The system — up to 100 athletes can be monitored at one time — works best with team sports such as football, soccer, track, cycling, rowing, or lacrosse. During football practice, the Avida system can record whether a wide receiver has run the correct route. Or if an offensive lineman misses an assignment, the coach has the option of criticizing him in front of his teammates or not.

“Getting chewed out in front of everybody is a waste of time,” Burton says. “With our system, a coach can let the player who messed up know about it, but no one else will hear it. What’s great is that all of the data can be shared with the athlete, so they can review it at home, in a dorm room, or after practice.”

It took three years of R&D and a year of engineering before Burton unveiled Avida late last year.

In the near future, Avidasports expects to offer a video system to complement the data sensors. And in the not-too-distant future, plans call for social networking and virtual competitions to be made available. “You may see where an aunt and uncle living in Michigan could watch their niece compete at a swim meet at the University of Texas,” says Scott Hedges, Avida’s vice president of operations.

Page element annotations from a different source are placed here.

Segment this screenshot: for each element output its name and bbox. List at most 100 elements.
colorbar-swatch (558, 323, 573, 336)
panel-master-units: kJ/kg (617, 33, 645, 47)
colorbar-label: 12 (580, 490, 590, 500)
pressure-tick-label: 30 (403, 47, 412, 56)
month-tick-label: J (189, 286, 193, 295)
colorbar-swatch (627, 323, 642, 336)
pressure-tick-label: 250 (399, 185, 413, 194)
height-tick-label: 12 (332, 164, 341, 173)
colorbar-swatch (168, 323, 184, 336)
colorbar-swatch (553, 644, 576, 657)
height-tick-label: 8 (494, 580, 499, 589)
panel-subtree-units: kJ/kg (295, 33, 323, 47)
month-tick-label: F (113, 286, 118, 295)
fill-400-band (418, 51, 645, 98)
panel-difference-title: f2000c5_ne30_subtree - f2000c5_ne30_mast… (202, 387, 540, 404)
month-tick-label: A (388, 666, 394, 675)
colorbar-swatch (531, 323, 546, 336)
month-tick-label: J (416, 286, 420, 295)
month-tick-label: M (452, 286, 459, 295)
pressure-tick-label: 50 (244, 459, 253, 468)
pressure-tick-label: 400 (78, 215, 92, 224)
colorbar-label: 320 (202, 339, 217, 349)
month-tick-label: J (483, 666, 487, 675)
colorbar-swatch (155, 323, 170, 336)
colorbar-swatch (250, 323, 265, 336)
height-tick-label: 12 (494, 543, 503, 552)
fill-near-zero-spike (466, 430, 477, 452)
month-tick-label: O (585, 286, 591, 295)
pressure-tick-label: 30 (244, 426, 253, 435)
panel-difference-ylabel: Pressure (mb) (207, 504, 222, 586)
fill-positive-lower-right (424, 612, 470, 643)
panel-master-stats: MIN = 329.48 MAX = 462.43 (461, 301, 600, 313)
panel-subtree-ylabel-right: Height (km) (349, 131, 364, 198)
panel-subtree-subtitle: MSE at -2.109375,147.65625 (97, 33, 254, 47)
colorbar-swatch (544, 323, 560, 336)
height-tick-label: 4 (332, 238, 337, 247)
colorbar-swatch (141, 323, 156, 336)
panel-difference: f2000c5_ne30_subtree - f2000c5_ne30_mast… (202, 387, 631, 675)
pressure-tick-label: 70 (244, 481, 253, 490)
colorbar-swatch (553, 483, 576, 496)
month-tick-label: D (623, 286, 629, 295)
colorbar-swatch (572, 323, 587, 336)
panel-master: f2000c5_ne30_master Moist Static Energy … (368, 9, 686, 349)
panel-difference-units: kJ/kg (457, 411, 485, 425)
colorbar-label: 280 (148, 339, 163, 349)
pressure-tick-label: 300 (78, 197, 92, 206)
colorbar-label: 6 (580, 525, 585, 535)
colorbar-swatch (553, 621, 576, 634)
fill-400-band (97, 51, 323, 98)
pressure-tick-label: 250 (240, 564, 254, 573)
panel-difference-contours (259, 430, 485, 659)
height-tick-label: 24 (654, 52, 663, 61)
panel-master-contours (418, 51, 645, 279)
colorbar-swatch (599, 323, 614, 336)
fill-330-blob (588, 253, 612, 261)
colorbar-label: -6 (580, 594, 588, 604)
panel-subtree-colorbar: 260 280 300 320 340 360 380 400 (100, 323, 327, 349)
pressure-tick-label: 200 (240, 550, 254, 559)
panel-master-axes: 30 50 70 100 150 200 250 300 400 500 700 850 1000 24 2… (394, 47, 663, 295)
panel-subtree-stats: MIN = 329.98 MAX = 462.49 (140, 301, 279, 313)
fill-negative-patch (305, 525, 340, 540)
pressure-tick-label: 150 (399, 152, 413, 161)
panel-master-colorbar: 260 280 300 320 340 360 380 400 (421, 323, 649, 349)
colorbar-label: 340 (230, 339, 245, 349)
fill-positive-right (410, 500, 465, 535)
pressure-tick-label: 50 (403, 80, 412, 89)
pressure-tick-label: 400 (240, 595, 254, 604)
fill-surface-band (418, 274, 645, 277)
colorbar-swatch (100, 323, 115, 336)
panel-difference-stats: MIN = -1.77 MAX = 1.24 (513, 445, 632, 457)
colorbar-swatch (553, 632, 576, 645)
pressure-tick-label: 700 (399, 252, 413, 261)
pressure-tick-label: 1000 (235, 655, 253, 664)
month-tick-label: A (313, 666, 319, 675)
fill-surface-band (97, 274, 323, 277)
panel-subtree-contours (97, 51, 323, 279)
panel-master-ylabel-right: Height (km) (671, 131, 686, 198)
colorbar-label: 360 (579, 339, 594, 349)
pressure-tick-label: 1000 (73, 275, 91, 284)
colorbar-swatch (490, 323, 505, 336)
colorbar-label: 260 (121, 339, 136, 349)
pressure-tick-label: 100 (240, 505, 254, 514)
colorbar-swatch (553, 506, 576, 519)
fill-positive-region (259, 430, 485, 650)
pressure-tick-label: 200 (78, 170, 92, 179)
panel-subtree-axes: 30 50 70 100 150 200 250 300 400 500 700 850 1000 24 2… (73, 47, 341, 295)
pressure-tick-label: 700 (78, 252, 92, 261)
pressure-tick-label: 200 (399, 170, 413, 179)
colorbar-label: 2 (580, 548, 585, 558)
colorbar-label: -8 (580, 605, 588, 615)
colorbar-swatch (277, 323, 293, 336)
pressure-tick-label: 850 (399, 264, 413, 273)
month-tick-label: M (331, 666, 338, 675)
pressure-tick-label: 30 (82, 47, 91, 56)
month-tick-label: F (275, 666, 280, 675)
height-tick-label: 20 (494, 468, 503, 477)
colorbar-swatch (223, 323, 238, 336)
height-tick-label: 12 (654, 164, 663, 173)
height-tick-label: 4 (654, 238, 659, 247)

As it stands, Avida has approached 150 schools, and eight deals are pending. The base price is $15,000 for a team installation. Each package of five data sensors plus a charger is $400, and there’s an annual $72 subscription fee for each user. The batteries powering the sensors last about four hours.

Burton says he expects revenue of between $5 million and $10 million next year. Within five years, he projects the company will generate up to $100 million in sales.

That’s a better track record than that of his first company, Burtek, a defense supplier he started with $3,000 in 1987. When he sold it 20 years later, Burtek had 425 employees and revenue of $100 million.

“I think Michigan is like the auto industry in the early 1900s,” Burton says. “We have an abundance of natural resources, great manufacturing talent, and our wages and real estate are very competitively priced. There couldn’t be a better time to start a business.”